Dollars Off or Discount Percent
The Effects of Promotional Pricing on Longer Term Buyer Expectations
New Studies Shed Light on "The Shadow Effect" Pricing/Value Hangover
By Bill Wade
Three highly respected professors from Miami of Ohio and Indiana University have just released studies of the ongoing effects of price cutting on future price expectations ... the dreaded “Shadow Effect” that restricts the ability to rebuild price levels after a promotion (or sales panic).
Especially at the end of a sales year or quarter, suppliers need to stimulate sales and are offering more and deeper price discounts to distributors than ever before ... and in many cases, distributors are passing them on to fleets.
Although offering deep price promotions may increase selection of a particular brand at the time of the promotion, such discounts may come with a heavy downside and baggage, because they can reduce post promotion value recognition.
One reason for a negative effect on future sales is that buyers may lower their expectations of future permanent prices, which in turn may threaten future brand valuation when prices attempt to return to "normal" levels.
Pennies vs. Percent. What Works? What Sticks?
In their research, the authors examined how promotion expression (percentage off versus cents off) moderates the effect of promotion depth on post promotion price expectations and longer term brand choice.
One of the research studies concentrated on whether promotion description affects:
Buyers’ price expectations (do they understand the deal);
The rate of brand choice at the time of the promotion (did the deal work).
The results indicate that for promotions of high depth (greater than 40%), a cents-off description leads to lower post promotion price expectations than a percentage-off discount of equivalent value.
In other words, discounts (or price cuts) expressed in clear monetary terms tend to stick longer than the promotion itself.
In addition to being associated with less downward price expectations, the high-depth percentage-off discount resulted in the same level of brand choice during the promotion as the high-depth cents-off promotion...it worked just as well!
Percentages Favor Brand Valuation in the Long Pull
A second study found that the effect of promotional definition on price expectations carries through to brand choice after the promotion is removed.
Specifically, repeat choice for a brand following its use of a deep promotion was greater when the promotion was described in percentage terms than when described in dollar terms.
As with price expectations, post promotion brand choice did not differ as a function of promotional description for low-depth (less than 15%) promotions.
Interestingly, the prime source of inaccuracies in price perceptions stem from the difficulty of calculating the value of percentage-based discounts.
Specifically, difficulty doing the arithmetic:
Biases perceptions of prices from deep percentage-off promotions upward;
Makes buyers hesitant to weight the promoted price when updating price expectations.

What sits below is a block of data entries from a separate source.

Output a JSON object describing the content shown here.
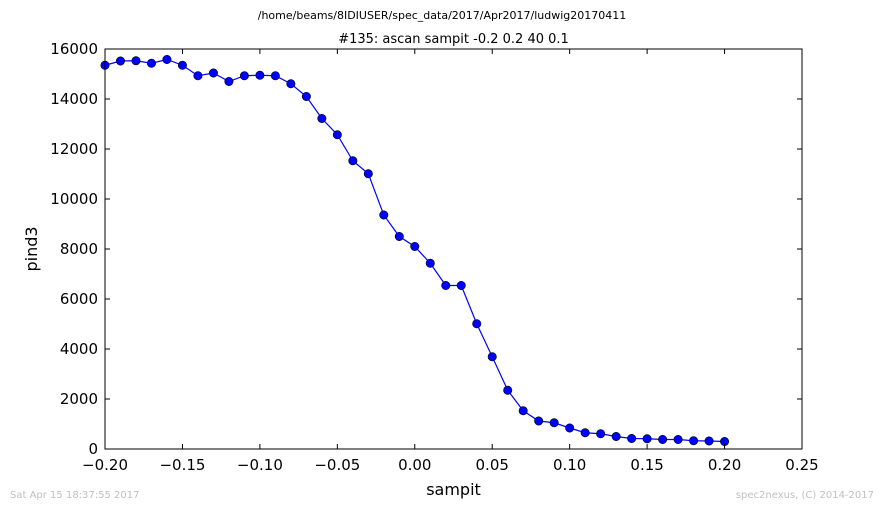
{
  "chart_data": {
    "type": "line",
    "suptitle": "/home/beams/8IDIUSER/spec_data/2017/Apr2017/ludwig20170411",
    "title": "#135: ascan  sampit -0.2 0.2  40 0.1",
    "xlabel": "sampit",
    "ylabel": "pind3",
    "xlim": [
      -0.2,
      0.25
    ],
    "ylim": [
      0,
      16000
    ],
    "xticks": [
      -0.2,
      -0.15,
      -0.1,
      -0.05,
      0.0,
      0.05,
      0.1,
      0.15,
      0.2,
      0.25
    ],
    "xtick_labels": [
      "−0.20",
      "−0.15",
      "−0.10",
      "−0.05",
      "0.00",
      "0.05",
      "0.10",
      "0.15",
      "0.20",
      "0.25"
    ],
    "yticks": [
      0,
      2000,
      4000,
      6000,
      8000,
      10000,
      12000,
      14000,
      16000
    ],
    "ytick_labels": [
      "0",
      "2000",
      "4000",
      "6000",
      "8000",
      "10000",
      "12000",
      "14000",
      "16000"
    ],
    "grid": false,
    "color": "#0000ff",
    "series": [
      {
        "x": [
          -0.2,
          -0.19,
          -0.18,
          -0.17,
          -0.16,
          -0.15,
          -0.14,
          -0.13,
          -0.12,
          -0.11,
          -0.1,
          -0.09,
          -0.08,
          -0.07,
          -0.06,
          -0.05,
          -0.04,
          -0.03,
          -0.02,
          -0.01,
          0.0,
          0.01,
          0.02,
          0.03,
          0.04,
          0.05,
          0.06,
          0.07,
          0.08,
          0.09,
          0.1,
          0.11,
          0.12,
          0.13,
          0.14,
          0.15,
          0.16,
          0.17,
          0.18,
          0.19,
          0.2
        ],
        "y": [
          15350,
          15520,
          15530,
          15430,
          15580,
          15350,
          14930,
          15040,
          14700,
          14930,
          14950,
          14930,
          14610,
          14100,
          13220,
          12570,
          11530,
          11010,
          9360,
          8500,
          8100,
          7430,
          6540,
          6540,
          5010,
          3690,
          2350,
          1530,
          1120,
          1050,
          840,
          650,
          610,
          500,
          420,
          410,
          380,
          380,
          330,
          320,
          300
        ]
      }
    ]
  },
  "footer": {
    "timestamp": "Sat Apr 15 18:37:55 2017",
    "credit": "spec2nexus, (C) 2014-2017"
  }
}
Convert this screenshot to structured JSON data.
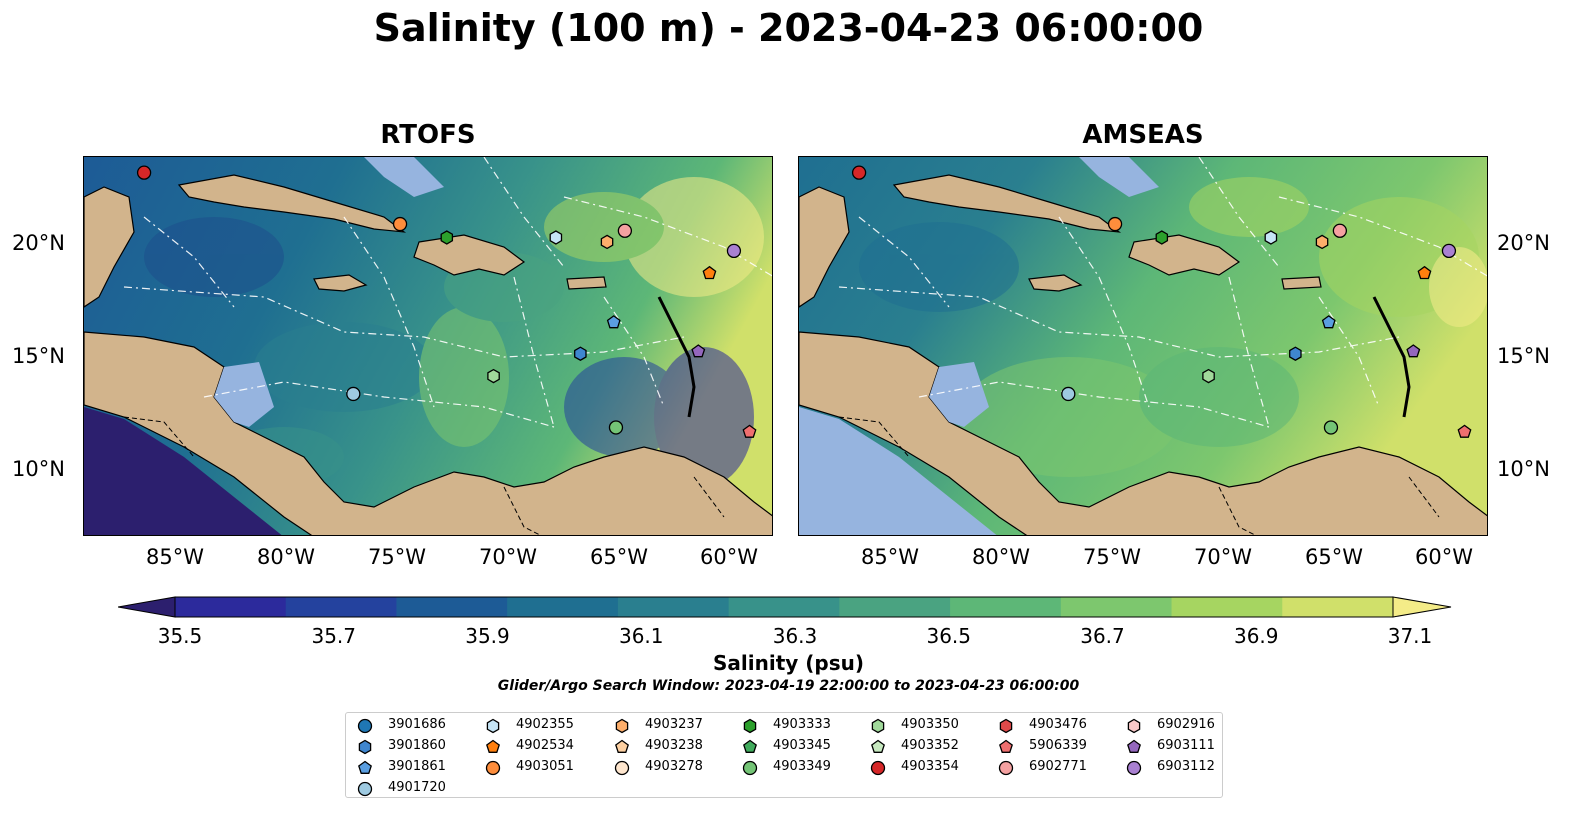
{
  "title": "Salinity (100 m) - 2023-04-23 06:00:00",
  "panels": [
    {
      "title": "RTOFS"
    },
    {
      "title": "AMSEAS"
    }
  ],
  "axes": {
    "x_ticks": [
      "85°W",
      "80°W",
      "75°W",
      "70°W",
      "65°W",
      "60°W"
    ],
    "y_ticks": [
      "20°N",
      "15°N",
      "10°N"
    ]
  },
  "colorbar": {
    "label": "Salinity (psu)",
    "ticks": [
      "35.5",
      "35.7",
      "35.9",
      "36.1",
      "36.3",
      "36.5",
      "36.7",
      "36.9",
      "37.1"
    ],
    "colors": [
      "#2c1f6e",
      "#2c2a9c",
      "#24429e",
      "#1d5b96",
      "#1f6f91",
      "#2a7f8f",
      "#38928a",
      "#4aa381",
      "#5db777",
      "#7dc76e",
      "#a6d561",
      "#d0e06a",
      "#f4ec88"
    ],
    "extend": "both"
  },
  "search_window": "Glider/Argo Search Window: 2023-04-19 22:00:00 to 2023-04-23 06:00:00",
  "legend": [
    {
      "id": "3901686",
      "color": "#1f77b4",
      "marker": "circle"
    },
    {
      "id": "3901860",
      "color": "#3f86cf",
      "marker": "hexagon"
    },
    {
      "id": "3901861",
      "color": "#5a9ee0",
      "marker": "pentagon"
    },
    {
      "id": "4901720",
      "color": "#9ecae1",
      "marker": "circle"
    },
    {
      "id": "4902355",
      "color": "#c6e5f6",
      "marker": "hexagon"
    },
    {
      "id": "4902534",
      "color": "#ff7f0e",
      "marker": "pentagon"
    },
    {
      "id": "4903051",
      "color": "#fd8d3c",
      "marker": "circle"
    },
    {
      "id": "4903237",
      "color": "#fdae6b",
      "marker": "hexagon"
    },
    {
      "id": "4903238",
      "color": "#fdd0a2",
      "marker": "pentagon"
    },
    {
      "id": "4903278",
      "color": "#fee6ce",
      "marker": "circle"
    },
    {
      "id": "4903333",
      "color": "#2ca02c",
      "marker": "hexagon"
    },
    {
      "id": "4903345",
      "color": "#41ab5d",
      "marker": "pentagon"
    },
    {
      "id": "4903349",
      "color": "#74c476",
      "marker": "circle"
    },
    {
      "id": "4903350",
      "color": "#a1d99b",
      "marker": "hexagon"
    },
    {
      "id": "4903352",
      "color": "#c7e9c0",
      "marker": "pentagon"
    },
    {
      "id": "4903354",
      "color": "#d62728",
      "marker": "circle"
    },
    {
      "id": "4903476",
      "color": "#de4a4a",
      "marker": "hexagon"
    },
    {
      "id": "5906339",
      "color": "#ef6f6f",
      "marker": "pentagon"
    },
    {
      "id": "6902771",
      "color": "#f4a1a1",
      "marker": "circle"
    },
    {
      "id": "6902916",
      "color": "#f9c9c9",
      "marker": "hexagon"
    },
    {
      "id": "6903111",
      "color": "#9467bd",
      "marker": "pentagon"
    },
    {
      "id": "6903112",
      "color": "#a980d1",
      "marker": "circle"
    }
  ],
  "floats_on_map": [
    {
      "id": "4903354",
      "lon": -86.3,
      "lat": 23.3
    },
    {
      "id": "4903051",
      "lon": -74.8,
      "lat": 21.0
    },
    {
      "id": "4903333",
      "lon": -72.7,
      "lat": 20.4
    },
    {
      "id": "4902355",
      "lon": -67.8,
      "lat": 20.4
    },
    {
      "id": "4903237",
      "lon": -65.5,
      "lat": 20.2
    },
    {
      "id": "6902771",
      "lon": -64.7,
      "lat": 20.7
    },
    {
      "id": "6903112",
      "lon": -59.8,
      "lat": 19.8
    },
    {
      "id": "4902534",
      "lon": -60.9,
      "lat": 18.8
    },
    {
      "id": "3901861",
      "lon": -65.2,
      "lat": 16.6
    },
    {
      "id": "3901860",
      "lon": -66.7,
      "lat": 15.2
    },
    {
      "id": "6903111",
      "lon": -61.4,
      "lat": 15.3
    },
    {
      "id": "4903350",
      "lon": -70.6,
      "lat": 14.2
    },
    {
      "id": "4901720",
      "lon": -76.9,
      "lat": 13.4
    },
    {
      "id": "4903349",
      "lon": -65.1,
      "lat": 11.9
    },
    {
      "id": "5906339",
      "lon": -59.1,
      "lat": 11.7
    }
  ]
}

Both outcomes help insulate price expectations from falling when consumers are exposed to a discounted price.
However, because computational difficulty drives the effect due to expression of the deal, the effect disappears for percentage-off discounts that are easy to compute. The easier it is to compute, the closer it comes to the "cash effect".
Thus, to best insulate post promotion share (while not undermining sales when promoted), managers should use percentage-off discount descriptions while avoiding discount values that are simple to calculate.
In summary, these studies indicate that using a percentage-off description to communicate a deep promotional price insulates future brand share by buoying price expectations while not undermining choice when the brand is promoted.
Additional studies indicate that discount description and depth influence consumers' price expectations primarily by affecting their perceptions of the promoted price and the weight they place on this price when updating their price expectations.
Biographies of the Study Authors:
Devon DelVecchio is Assistant Professor of Marketing in the Richard T. Farmer School of Business at Miami University. H. Shanker Krishnan is Associate Professor of Marketing in the Kelley School of Business at Indiana University. Daniel C. Smith is the dean of and Claire W. Barker Chair in Marketing in the Kelley School of Business at Indiana University.